“Gendered Blood” – Between Tension and Lucidity
January 11, 2026 | Cosmina Marcela OLTEAN ArtPageUj Kriterion Gallery in Miercurea Ciuc (Harghita county, RO) presents the exhibition project Gendered Blood by artist Magdalena Pelmuș, bringing together drawings, video works, and installations made of and with beads.
The exhibition unfolds as a reflection on ambivalence, emerging from the very core of corporeal materiality: “When the line of separation and differentiation collapses, the pleasant fluidity that results from or accompanies the entire process of such a liquid deconstruction is inevitably ambivalent,” curator Adriana Oprea emphasizes. The exhibition foregrounds a consciously assumed state of instability, in which borders no longer function as secure demarcations, but rather as zones of transition.

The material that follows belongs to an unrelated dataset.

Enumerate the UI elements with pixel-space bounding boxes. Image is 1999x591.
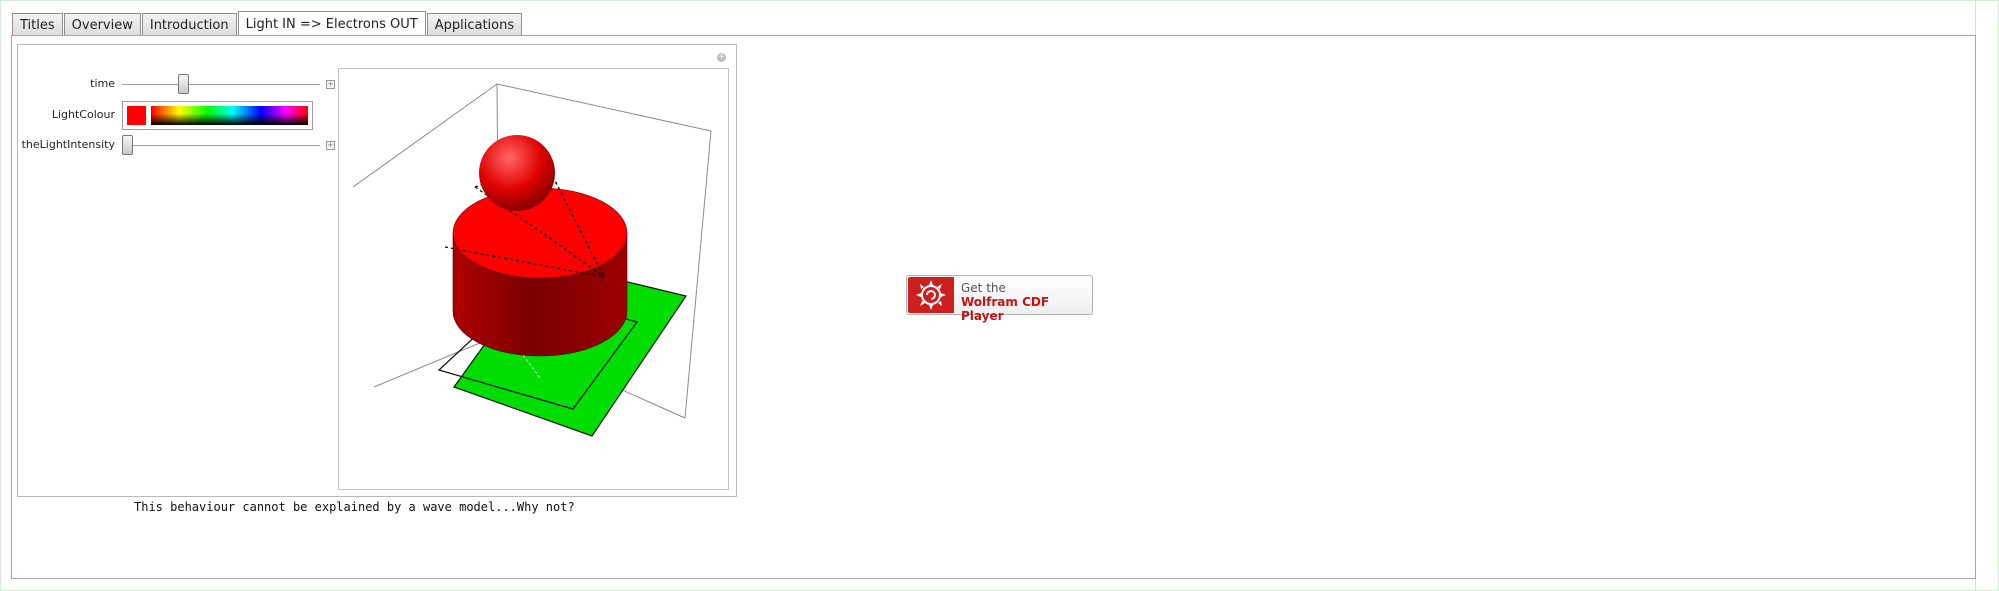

This logic of fluidity is evident in the series Fragile Anatomy, as the artist calls it, where “frontiers and limits between things and reality give way to something indeterminate, polysemantic, indecisive, and uncertain.” The exhibited objects—weapons, organs, and tissues—are charged with a tension that makes them constantly oscillate between attraction and repulsion.
Within this visual universe, violence is not frontal but masked: “perfectly camouflaged and glossy like luxury embroidery, they are turned against themselves.” Delicacy becomes a filter through which cruelty is softened, and “the implicit force and brutality are mitigated through grace and refinement.”

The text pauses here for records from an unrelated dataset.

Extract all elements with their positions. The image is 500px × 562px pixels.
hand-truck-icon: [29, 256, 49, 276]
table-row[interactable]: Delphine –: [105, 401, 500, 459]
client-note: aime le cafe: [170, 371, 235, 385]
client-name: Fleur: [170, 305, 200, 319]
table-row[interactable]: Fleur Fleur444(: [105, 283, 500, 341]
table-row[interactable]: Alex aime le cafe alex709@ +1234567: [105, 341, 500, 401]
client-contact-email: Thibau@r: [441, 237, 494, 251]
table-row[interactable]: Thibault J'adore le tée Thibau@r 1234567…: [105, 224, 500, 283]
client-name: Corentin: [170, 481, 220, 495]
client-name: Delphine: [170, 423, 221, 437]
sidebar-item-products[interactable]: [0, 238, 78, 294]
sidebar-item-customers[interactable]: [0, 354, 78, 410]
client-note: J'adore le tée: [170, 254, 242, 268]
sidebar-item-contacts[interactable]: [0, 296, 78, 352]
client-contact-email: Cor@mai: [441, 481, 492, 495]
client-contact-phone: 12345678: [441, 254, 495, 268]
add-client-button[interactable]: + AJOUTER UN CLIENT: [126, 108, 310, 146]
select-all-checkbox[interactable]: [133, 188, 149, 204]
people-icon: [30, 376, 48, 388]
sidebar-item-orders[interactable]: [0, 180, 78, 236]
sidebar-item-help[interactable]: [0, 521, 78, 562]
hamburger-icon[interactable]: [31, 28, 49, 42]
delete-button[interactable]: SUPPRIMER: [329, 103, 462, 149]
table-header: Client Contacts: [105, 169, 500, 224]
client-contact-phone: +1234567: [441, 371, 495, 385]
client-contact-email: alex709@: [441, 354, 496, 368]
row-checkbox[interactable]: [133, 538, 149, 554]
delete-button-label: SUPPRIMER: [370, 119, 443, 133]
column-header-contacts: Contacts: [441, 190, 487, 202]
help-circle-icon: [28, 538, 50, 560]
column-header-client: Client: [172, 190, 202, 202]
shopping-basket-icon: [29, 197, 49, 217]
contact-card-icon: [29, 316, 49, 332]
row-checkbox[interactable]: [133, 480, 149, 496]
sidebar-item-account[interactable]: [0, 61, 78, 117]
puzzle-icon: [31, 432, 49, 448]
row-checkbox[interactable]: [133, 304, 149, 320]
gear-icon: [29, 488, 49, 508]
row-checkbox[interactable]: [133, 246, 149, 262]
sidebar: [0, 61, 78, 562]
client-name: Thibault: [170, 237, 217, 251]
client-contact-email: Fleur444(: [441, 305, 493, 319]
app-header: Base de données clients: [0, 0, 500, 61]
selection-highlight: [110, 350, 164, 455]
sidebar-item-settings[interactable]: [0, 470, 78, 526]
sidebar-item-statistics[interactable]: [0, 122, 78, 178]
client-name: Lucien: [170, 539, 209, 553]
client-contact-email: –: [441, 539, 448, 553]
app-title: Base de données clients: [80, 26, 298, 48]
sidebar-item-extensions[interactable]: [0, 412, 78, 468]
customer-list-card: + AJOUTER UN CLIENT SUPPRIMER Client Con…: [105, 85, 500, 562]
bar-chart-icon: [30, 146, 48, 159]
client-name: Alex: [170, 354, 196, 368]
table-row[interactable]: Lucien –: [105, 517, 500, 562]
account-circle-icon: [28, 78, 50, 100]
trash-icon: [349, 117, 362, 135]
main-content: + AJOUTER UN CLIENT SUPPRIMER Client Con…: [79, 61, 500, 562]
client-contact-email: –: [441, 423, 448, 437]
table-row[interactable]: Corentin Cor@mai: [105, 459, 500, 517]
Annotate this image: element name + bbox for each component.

The body appears as the central space of this symbolic negotiation: “what is cheap— the body, vital tissues, life, blood as common, base realities— becomes associated with an expensive, refined delicacy.” Anatomy is thus transformed into a disturbing jewel, where “strict biology is presented as a troubling piece of jewelry.”
The objects and materials used retain their ambiguous character: “non-uniform and imperfect, restless and confusingly dim-glossy.” They coherently extend the trajectory developed in performances and films, where “subversively stitched” and “sloppy-crafted” function as aesthetic strategies that destabilize expectations.

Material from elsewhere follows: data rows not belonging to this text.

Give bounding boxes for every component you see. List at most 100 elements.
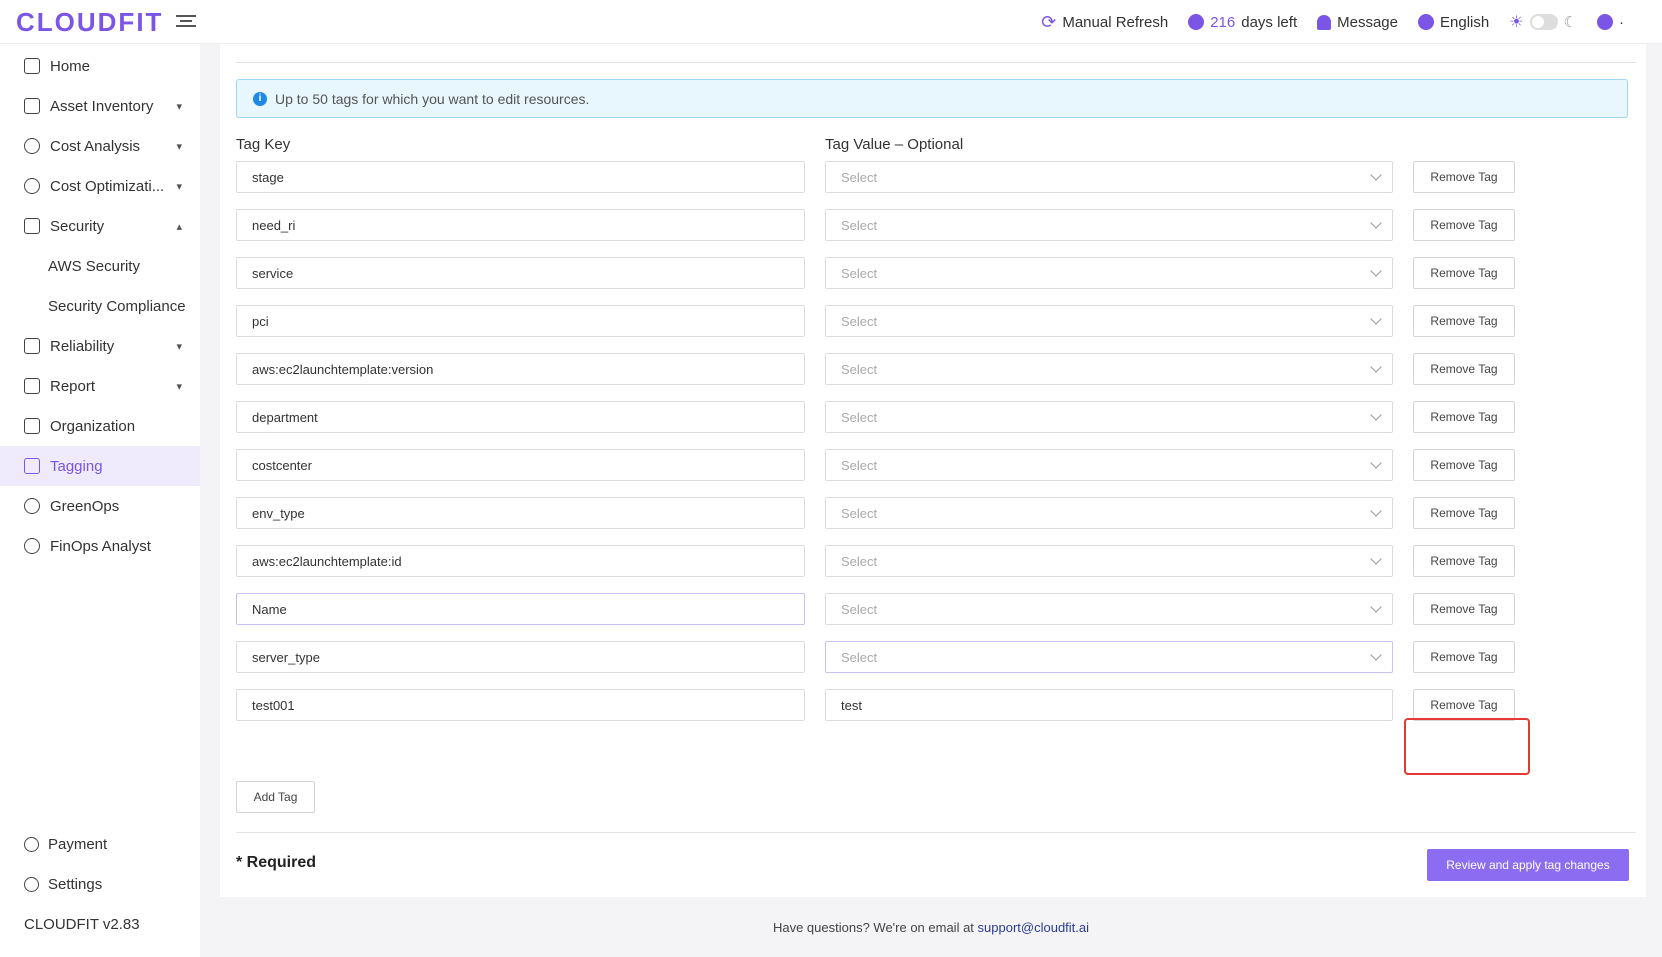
- tag-value-select[interactable]: Select: [825, 401, 1393, 433]
- tag-value-select[interactable]: Select: [825, 209, 1393, 241]
- app-logo[interactable]: CLOUDFIT: [16, 7, 163, 38]
- tag-value-text: Select: [841, 457, 878, 473]
- sidebar-item-payment[interactable]: Payment: [0, 824, 200, 864]
- review-apply-button[interactable]: Review and apply tag changes: [1427, 849, 1629, 881]
- language-selector[interactable]: English: [1418, 14, 1489, 31]
- theme-toggle[interactable]: ☀ ☾: [1509, 12, 1577, 32]
- remove-tag-button[interactable]: Remove Tag: [1413, 401, 1515, 433]
- tag-value-text: Select: [841, 649, 878, 665]
- sidebar-item-label: Cost Analysis: [50, 137, 141, 155]
- clock-icon: [1188, 14, 1205, 30]
- tag-value-select[interactable]: Select: [825, 257, 1393, 289]
- chevron-down-icon: ▾: [176, 340, 182, 353]
- tag-key-input[interactable]: test001: [236, 689, 805, 721]
- tag-row: server_type Select Remove Tag: [236, 641, 1536, 673]
- remove-tag-button[interactable]: Remove Tag: [1413, 545, 1515, 577]
- remove-tag-button[interactable]: Remove Tag: [1413, 353, 1515, 385]
- tag-value-select[interactable]: Select: [825, 353, 1393, 385]
- tag-key-input[interactable]: aws:ec2launchtemplate:version: [236, 353, 805, 385]
- tag-key-input[interactable]: pci: [236, 305, 805, 337]
- remove-tag-button[interactable]: Remove Tag: [1413, 641, 1515, 673]
- remove-tag-button[interactable]: Remove Tag: [1413, 593, 1515, 625]
- tag-key-input[interactable]: server_type: [236, 641, 805, 673]
- tag-value-select[interactable]: Select: [825, 497, 1393, 529]
- menu-toggle-icon[interactable]: [176, 12, 196, 32]
- sidebar-item-report[interactable]: Report ▾: [0, 366, 200, 406]
- sidebar-item-label: Reliability: [50, 337, 115, 355]
- tag-key-input[interactable]: need_ri: [236, 209, 805, 241]
- sidebar-item-tagging[interactable]: Tagging: [0, 446, 200, 486]
- remove-tag-button[interactable]: Remove Tag: [1413, 305, 1515, 337]
- settings-label: Settings: [48, 875, 103, 893]
- sidebar-item-reliability[interactable]: Reliability ▾: [0, 326, 200, 366]
- tag-row: pci Select Remove Tag: [236, 305, 1536, 337]
- remove-tag-button[interactable]: Remove Tag: [1413, 257, 1515, 289]
- payment-label: Payment: [48, 835, 108, 853]
- chevron-down-icon: [1370, 217, 1382, 229]
- tag-key-input[interactable]: costcenter: [236, 449, 805, 481]
- tag-value-select[interactable]: Select: [825, 641, 1393, 673]
- sidebar-item-organization[interactable]: Organization: [0, 406, 200, 446]
- tag-key-column-label: Tag Key: [236, 136, 291, 153]
- tag-key-input[interactable]: Name: [236, 593, 805, 625]
- tag-key-input[interactable]: aws:ec2launchtemplate:id: [236, 545, 805, 577]
- sidebar-item-label: Home: [50, 57, 91, 75]
- alarm-icon: [24, 218, 40, 234]
- theme-switch[interactable]: [1529, 14, 1558, 30]
- remove-tag-button[interactable]: Remove Tag: [1413, 209, 1515, 241]
- days-left-label: days left: [1241, 13, 1298, 31]
- tag-row: need_ri Select Remove Tag: [236, 209, 1536, 241]
- refresh-icon: ⟳: [1041, 12, 1057, 32]
- sidebar-item-label: Security Compliance: [48, 297, 186, 315]
- tag-key-input[interactable]: env_type: [236, 497, 805, 529]
- remove-tag-button[interactable]: Remove Tag: [1413, 161, 1515, 193]
- tag-value-text: Select: [841, 601, 878, 617]
- remove-tag-button[interactable]: Remove Tag: [1413, 689, 1515, 721]
- user-menu[interactable]: ·: [1597, 14, 1624, 31]
- sidebar-item-cost-analysis[interactable]: Cost Analysis ▾: [0, 126, 200, 166]
- trial-days-indicator[interactable]: 216 days left: [1188, 14, 1297, 31]
- tag-key-input[interactable]: department: [236, 401, 805, 433]
- tag-value-input[interactable]: test: [825, 689, 1393, 721]
- sidebar-item-label: Security: [50, 217, 105, 235]
- sidebar-item-security-compliance[interactable]: Security Compliance: [0, 286, 200, 326]
- sidebar-item-aws-security[interactable]: AWS Security: [0, 246, 200, 286]
- globe-icon: [1418, 14, 1434, 30]
- bell-icon: [1317, 14, 1332, 30]
- remove-tag-button[interactable]: Remove Tag: [1413, 497, 1515, 529]
- sidebar-item-greenops[interactable]: GreenOps: [0, 486, 200, 526]
- message-button[interactable]: Message: [1317, 14, 1398, 31]
- sidebar-item-label: GreenOps: [50, 497, 120, 515]
- tag-value-select[interactable]: Select: [825, 545, 1393, 577]
- sidebar-item-security[interactable]: Security ▴: [0, 206, 200, 246]
- chevron-down-icon: [1370, 457, 1382, 469]
- top-nav: ⟳ Manual Refresh 216 days left Message E…: [1041, 0, 1624, 44]
- tag-value-text: Select: [841, 217, 878, 233]
- moon-icon: ☾: [1563, 14, 1577, 31]
- chevron-down-icon: [1370, 409, 1382, 421]
- tag-value-select[interactable]: Select: [825, 305, 1393, 337]
- tag-value-select[interactable]: Select: [825, 161, 1393, 193]
- sun-icon: ☀: [1509, 14, 1524, 31]
- chevron-down-icon: [1370, 553, 1382, 565]
- tag-value-select[interactable]: Select: [825, 449, 1393, 481]
- dollar-icon: [24, 836, 39, 852]
- tag-row: department Select Remove Tag: [236, 401, 1536, 433]
- remove-tag-button[interactable]: Remove Tag: [1413, 449, 1515, 481]
- sidebar-item-finops-analyst[interactable]: FinOps Analyst: [0, 526, 200, 566]
- sidebar: Home Asset Inventory ▾ Cost Analysis ▾ C…: [0, 44, 200, 957]
- sidebar-item-settings[interactable]: Settings: [0, 864, 200, 904]
- support-email-link[interactable]: support@cloudfit.ai: [978, 920, 1089, 935]
- footer: Have questions? We're on email at suppor…: [200, 920, 1662, 935]
- sidebar-item-home[interactable]: Home: [0, 46, 200, 86]
- chevron-down-icon: [1370, 265, 1382, 277]
- add-tag-button[interactable]: Add Tag: [236, 781, 315, 813]
- manual-refresh-button[interactable]: ⟳ Manual Refresh: [1041, 12, 1168, 32]
- sidebar-item-asset-inventory[interactable]: Asset Inventory ▾: [0, 86, 200, 126]
- tag-value-select[interactable]: Select: [825, 593, 1393, 625]
- tag-key-input[interactable]: stage: [236, 161, 805, 193]
- gear-icon: [24, 876, 39, 892]
- sidebar-item-cost-optimization[interactable]: Cost Optimizati... ▾: [0, 166, 200, 206]
- tag-key-input[interactable]: service: [236, 257, 805, 289]
- user-avatar-icon: [1597, 14, 1613, 30]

Attraction and repulsion constantly coexist: “organic membranes can be ‘precious’ and immediately provoke fear and attraction, touch and dissociation.” Thread and beads are not mere ornaments, but “tools and media for the same semantic and affective ambiguity.”
Blood, a recurring element, carries multiple meanings: “blood metaphorizes the body as a wound,” but also as a symbol of life and power. In Fragile Anatomy, “maternal blood flows and envelops paternal weapons,” generating a dynamic of opposition and simultaneous fusion.
Gender differentiation, life and death, vulnerability and strength are compressed into a single reality: “the differentiation between genders and between life and death is not simple (both the female body and the wounded body bleed).” The female body thus becomes a space of tension, but also of power.
In the end, the exhibition reclaims the archaic and symbolic meaning of weapons and blood: “the color of life and power pigments blood as the ancestral vehicle and seat of the soul.” The message is not one of violent confrontation, but of lucidity: “Magdalena Pelmuș’s gilded weapons and anatomies, with bead-blood streaming over them, do not seek to be a violent battle cry, but rather a snapshot of tenderness,” as the curatorial text concludes.